Fishermen needn’t dust off their old gear, which stretched up to 2,400 feet in length before voters limited their nets to just 500 square feet. Crum, who stocks “over 3,000 rods and reels” at his Panacea sport-fishing shop, has no problem with the smaller net’s dimensions – his beef is with the legal mesh size which, he says, is so small that fish populations are being decimated.

“We were told in 1995 that fish would be so thick [after banning commercial nets] that you could use a dip net. Well, we killed ‘em off with 2-inch mesh nets,” said Crum.

After the November 1994 initiative reduced the size of commercial nets, the Marine Fisheries Commission arbitrarily set the maximum mesh size of the new nets at two inches stretched. Voters in 1998 approved the creation of the Fish and Wildlife Commission, which absorbed the MFC and retained the 2-inch mesh.

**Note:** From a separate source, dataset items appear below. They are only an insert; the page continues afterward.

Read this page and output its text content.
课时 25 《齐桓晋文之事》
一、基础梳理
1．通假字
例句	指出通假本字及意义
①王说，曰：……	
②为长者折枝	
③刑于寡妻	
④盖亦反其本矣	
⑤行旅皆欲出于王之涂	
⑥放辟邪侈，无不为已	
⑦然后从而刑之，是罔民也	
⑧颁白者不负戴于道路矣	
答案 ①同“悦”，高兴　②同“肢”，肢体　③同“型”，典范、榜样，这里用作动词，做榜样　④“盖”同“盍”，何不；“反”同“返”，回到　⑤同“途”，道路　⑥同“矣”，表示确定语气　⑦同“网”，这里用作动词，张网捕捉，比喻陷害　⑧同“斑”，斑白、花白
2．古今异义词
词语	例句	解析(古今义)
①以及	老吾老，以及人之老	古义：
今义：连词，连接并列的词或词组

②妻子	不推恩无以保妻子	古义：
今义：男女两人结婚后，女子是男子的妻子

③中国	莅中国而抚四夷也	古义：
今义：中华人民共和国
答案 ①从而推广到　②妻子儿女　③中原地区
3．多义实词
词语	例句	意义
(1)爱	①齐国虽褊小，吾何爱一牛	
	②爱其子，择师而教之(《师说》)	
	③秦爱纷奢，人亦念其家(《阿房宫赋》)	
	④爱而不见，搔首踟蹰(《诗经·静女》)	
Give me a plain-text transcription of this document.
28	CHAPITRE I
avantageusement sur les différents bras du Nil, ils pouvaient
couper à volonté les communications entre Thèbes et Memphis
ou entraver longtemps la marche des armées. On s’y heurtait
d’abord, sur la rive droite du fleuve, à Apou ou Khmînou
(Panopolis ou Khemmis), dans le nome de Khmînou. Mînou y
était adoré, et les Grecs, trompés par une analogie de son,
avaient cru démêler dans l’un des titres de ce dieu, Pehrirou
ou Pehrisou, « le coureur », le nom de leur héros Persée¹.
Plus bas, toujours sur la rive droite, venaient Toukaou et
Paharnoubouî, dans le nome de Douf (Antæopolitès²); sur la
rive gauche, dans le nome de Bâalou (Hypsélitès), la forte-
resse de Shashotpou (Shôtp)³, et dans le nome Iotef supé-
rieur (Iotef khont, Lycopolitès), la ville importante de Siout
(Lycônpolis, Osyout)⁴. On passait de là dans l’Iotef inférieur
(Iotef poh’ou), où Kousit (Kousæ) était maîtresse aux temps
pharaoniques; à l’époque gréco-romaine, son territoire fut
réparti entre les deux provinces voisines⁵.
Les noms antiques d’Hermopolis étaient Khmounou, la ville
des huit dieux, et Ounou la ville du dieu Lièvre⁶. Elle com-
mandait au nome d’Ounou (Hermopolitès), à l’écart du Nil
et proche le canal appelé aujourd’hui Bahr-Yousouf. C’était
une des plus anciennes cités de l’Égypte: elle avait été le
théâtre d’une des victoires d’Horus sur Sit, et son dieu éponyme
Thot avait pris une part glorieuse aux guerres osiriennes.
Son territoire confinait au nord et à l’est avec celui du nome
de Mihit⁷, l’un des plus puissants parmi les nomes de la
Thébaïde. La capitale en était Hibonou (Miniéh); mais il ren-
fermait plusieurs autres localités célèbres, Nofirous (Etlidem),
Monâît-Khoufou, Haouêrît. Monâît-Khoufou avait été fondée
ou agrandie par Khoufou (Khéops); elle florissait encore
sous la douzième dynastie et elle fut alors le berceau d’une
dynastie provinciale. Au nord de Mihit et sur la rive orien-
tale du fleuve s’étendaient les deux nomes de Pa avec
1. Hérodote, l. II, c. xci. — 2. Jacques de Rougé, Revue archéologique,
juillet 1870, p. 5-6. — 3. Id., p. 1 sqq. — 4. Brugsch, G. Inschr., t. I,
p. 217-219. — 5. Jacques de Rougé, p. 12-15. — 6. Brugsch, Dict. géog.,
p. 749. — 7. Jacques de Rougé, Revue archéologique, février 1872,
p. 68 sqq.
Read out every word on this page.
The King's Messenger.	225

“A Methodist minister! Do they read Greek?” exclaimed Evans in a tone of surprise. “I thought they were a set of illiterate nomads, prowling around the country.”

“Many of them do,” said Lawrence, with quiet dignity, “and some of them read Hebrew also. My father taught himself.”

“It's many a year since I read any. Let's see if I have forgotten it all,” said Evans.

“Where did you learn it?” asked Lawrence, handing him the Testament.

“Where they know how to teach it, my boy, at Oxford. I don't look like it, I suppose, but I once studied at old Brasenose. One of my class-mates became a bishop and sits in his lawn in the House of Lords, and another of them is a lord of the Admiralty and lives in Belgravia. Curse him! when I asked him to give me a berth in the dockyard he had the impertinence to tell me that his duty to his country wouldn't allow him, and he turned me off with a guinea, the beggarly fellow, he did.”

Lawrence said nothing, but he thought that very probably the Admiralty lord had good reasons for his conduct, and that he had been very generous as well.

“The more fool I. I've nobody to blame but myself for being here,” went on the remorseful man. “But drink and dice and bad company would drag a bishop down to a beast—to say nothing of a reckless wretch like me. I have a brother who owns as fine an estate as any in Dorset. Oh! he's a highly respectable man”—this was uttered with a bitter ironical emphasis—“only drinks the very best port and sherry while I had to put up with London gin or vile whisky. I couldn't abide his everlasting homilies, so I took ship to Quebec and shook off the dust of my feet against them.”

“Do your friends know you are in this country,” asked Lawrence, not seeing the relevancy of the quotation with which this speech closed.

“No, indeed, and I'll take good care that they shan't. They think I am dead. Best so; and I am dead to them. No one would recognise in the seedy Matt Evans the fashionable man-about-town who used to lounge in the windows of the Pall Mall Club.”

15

Too small to gill marketable mullet, the webbing, said Crum, kills 98 undersized fish for every two keepers.

“No one can question the wisdom of the FWC,” said Crum, “so therefore there’s no due process. But the U.S. Constitution and the state constitution guarantee me due process, end of story.

“If we have the right to question them, and there’s checks and balances, they will make the right decision,” said Crum, who wants the mesh size to be “scientifically set. I want the man to go out there and get his catch, make a living and leave no footprint. Science works, politics does not.”